Если местное население плохо различало тех, кто в “плену”, и тех, кто только в “окружении”, то еще меньше оно различало тех, кто шел домой, в оккупированную немцами зону, и на Восток, в еще советские земли. Главное было, что люди идут “домой”, а это естественно и необходимо. У каждой крестьянки подспудная мысль: и мой сын, забранный в армию, может быть, тоже где-то бродит, и чужие матери ему дают хлеба и кислого молока, как я этим проходящим мимо десяткам бедных парней.
В рабочих поселках еще могли понять энтузиастов, стремящихся вернуться в строй, но сознание сельских жителей не то что было враждебно этому движению, но как-то его не очень учитывало, не слишком в него вникало, как во что-то чуждое естественной народной жизни.
Ко мне, как и к другим, мне подобным, местные жители относились хорошо, поили молоком, разрешали переночевать, жалели, в силу аналогии с собственными сынами. Даже в казацких донских станицах, куда я попал позднее, чаще всего принимали хорошо. Многие угадывали мою национальность, но никаких проявлений антисемитизма не было. Иногда мужики со своей стороны пытались получить у меня информацию о военной ситуации (те, которые не очень доверяли немцам). Я уверял их, что скоро вернемся и что немцы не могут не потерпеть поражения. Я считал своим долгом агитировать за советскую власть и Красную армию, разоблачать немецкое вранье, так же как я считал своим долгом, продвигаясь по дорогам днем, собирать сведения о проходящих немецких частях, чтобы потом, когда выйду из окружения, доложить с пользой для дела в каком-нибудь разведотделе. Но от мужичков я в основном слышал в ответ одну и ту же фразу: “Просрали Россию…”.
Я теперь почти ежедневно ночевал в домах и даже, к своему ужасу, бывало, просыпался, разбуженный голосами немцев, которые приходили, правда, не за мной, не искать советских офицеров или партизан, а за пропитанием: “Матка! Млеко, яйки, масло…”. По дорогам, хотя я и старался идти малопроезжими “шляхами”, тоже приходилось все чаще и чаще встречать немецкие части, спешно шедшие на Восток. Это были свежие части из молодых и здоровых “белокурых бестий”, не похожих на задрипанных фрицев из 295–й стрелковой дивизии, “забытой на русском фронте”. Кстати, большинство немцев были совсем не белокуры и, что даже удивительно, иногда попадались явно еврейские лица — какие-нибудь мобилизованные в армию Viеrtеljudеn, то есть “четвертьевреи”.
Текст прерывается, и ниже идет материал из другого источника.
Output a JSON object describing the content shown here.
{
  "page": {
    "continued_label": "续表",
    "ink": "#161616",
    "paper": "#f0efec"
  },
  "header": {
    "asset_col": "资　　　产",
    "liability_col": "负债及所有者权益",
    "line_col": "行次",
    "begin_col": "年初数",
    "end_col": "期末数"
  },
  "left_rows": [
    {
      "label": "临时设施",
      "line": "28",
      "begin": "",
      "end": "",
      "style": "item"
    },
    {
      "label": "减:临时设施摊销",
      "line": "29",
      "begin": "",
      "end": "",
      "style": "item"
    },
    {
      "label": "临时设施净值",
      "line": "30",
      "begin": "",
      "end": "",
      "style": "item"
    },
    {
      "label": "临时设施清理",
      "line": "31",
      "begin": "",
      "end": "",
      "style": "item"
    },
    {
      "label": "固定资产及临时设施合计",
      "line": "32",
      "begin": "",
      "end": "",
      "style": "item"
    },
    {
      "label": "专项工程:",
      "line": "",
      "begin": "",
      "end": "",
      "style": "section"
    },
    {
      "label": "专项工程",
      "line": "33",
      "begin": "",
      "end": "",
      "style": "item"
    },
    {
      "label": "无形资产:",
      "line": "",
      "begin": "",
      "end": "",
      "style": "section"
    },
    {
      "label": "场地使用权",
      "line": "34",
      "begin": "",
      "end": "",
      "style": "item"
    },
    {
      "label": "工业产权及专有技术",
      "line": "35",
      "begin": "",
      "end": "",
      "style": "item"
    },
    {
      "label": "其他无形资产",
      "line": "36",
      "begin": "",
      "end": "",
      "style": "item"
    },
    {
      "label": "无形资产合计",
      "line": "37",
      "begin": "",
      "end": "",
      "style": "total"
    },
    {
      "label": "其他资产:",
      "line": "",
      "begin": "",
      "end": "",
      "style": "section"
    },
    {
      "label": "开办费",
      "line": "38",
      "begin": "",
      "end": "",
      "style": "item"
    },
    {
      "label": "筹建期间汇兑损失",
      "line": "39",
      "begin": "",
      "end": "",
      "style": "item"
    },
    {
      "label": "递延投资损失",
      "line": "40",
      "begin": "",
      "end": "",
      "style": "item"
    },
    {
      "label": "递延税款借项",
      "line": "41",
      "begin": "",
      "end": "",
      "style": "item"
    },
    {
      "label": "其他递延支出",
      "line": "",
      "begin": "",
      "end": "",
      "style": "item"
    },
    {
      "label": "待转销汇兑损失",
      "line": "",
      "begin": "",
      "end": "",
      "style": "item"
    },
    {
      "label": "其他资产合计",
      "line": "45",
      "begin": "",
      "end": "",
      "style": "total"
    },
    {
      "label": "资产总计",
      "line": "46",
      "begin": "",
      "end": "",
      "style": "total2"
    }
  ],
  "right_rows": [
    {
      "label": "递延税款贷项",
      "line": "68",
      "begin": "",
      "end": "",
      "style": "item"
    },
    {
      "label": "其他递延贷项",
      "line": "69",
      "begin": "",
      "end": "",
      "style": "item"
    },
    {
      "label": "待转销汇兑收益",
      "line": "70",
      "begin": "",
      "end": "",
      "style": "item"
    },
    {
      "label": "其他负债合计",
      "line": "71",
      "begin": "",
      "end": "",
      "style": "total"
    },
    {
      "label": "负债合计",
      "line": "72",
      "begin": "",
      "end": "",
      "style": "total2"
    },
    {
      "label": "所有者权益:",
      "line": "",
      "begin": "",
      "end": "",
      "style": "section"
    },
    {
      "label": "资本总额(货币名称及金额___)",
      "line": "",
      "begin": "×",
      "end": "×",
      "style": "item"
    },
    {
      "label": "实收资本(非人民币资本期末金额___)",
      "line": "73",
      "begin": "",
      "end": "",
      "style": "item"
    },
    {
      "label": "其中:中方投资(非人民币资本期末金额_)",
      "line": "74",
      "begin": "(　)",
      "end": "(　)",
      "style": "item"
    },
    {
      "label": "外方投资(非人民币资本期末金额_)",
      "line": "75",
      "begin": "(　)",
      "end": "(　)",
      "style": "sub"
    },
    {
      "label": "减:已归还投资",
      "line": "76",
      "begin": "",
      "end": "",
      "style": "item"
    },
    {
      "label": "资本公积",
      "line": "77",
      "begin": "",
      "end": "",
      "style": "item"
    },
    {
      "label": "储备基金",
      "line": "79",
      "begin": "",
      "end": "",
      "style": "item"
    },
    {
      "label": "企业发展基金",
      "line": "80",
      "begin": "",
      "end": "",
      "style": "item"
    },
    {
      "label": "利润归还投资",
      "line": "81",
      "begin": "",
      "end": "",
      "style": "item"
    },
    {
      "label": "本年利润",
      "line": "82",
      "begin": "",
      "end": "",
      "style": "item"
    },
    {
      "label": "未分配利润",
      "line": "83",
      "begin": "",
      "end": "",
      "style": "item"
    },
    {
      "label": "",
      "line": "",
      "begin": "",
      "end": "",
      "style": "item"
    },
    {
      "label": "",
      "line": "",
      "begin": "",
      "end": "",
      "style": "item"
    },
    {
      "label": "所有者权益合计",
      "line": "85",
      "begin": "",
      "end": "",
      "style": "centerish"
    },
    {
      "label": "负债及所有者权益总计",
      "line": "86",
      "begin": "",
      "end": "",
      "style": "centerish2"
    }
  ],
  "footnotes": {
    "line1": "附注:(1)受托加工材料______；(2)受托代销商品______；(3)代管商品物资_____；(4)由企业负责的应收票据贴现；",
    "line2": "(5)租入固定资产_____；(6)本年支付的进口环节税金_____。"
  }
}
В проходивших немецких обозах было много русских пленных красноармейцев, так и оставшихся в советской военной форме. Достаточно сказать, что когда я, наконец, вышел из окружения и увидел советскую разведку, наткнулся на нее, то испугался, так как советская форма у меня к тому времени слишком ассоциировалась с немецкими обозами.
Описанная мною бегло пестрая картина прифронтовых дорог, которую мне довелось наблюдать в окружении, ее причудливые, гротескные черты, возможные в силу того, что оккупационный режим еще не успел установиться, не соответствовали официальным представлениям, причем — и того, и последующего времени. Поэтому мои искренние и правдивые рассказы в 56–й армии, куда я попал после окружения, казались некоторым или подозрительной дезинформацией, или какой-то вредной агитацией. Но об этом после. Пока я должен продолжить рассказ о своих странствиях.
Оставшись совсем один, я почувствовал себя заброшенным в какой-то фантастический мир сна. Однако, скинув с большим трудом невольное оцепенение, я зашагал по дороге, держа по — прежнему направление на Ворошиловград. Через несколько часов меня догнали двое парней — таких же переодетых военнослужащих, как я, и мы пошли вместе. Это были случайные простые парни, но с ними у меня начались те коллизии, которые потом не раз повторялись и в отношениях с другими спутниками. Я уже шел днем и открыто, но избегал встреч с немецкой армией и, особенно, со штабами, а мои спутники предпочитали идти по самым людным местам, чтобы их не приняли случайно за партизан.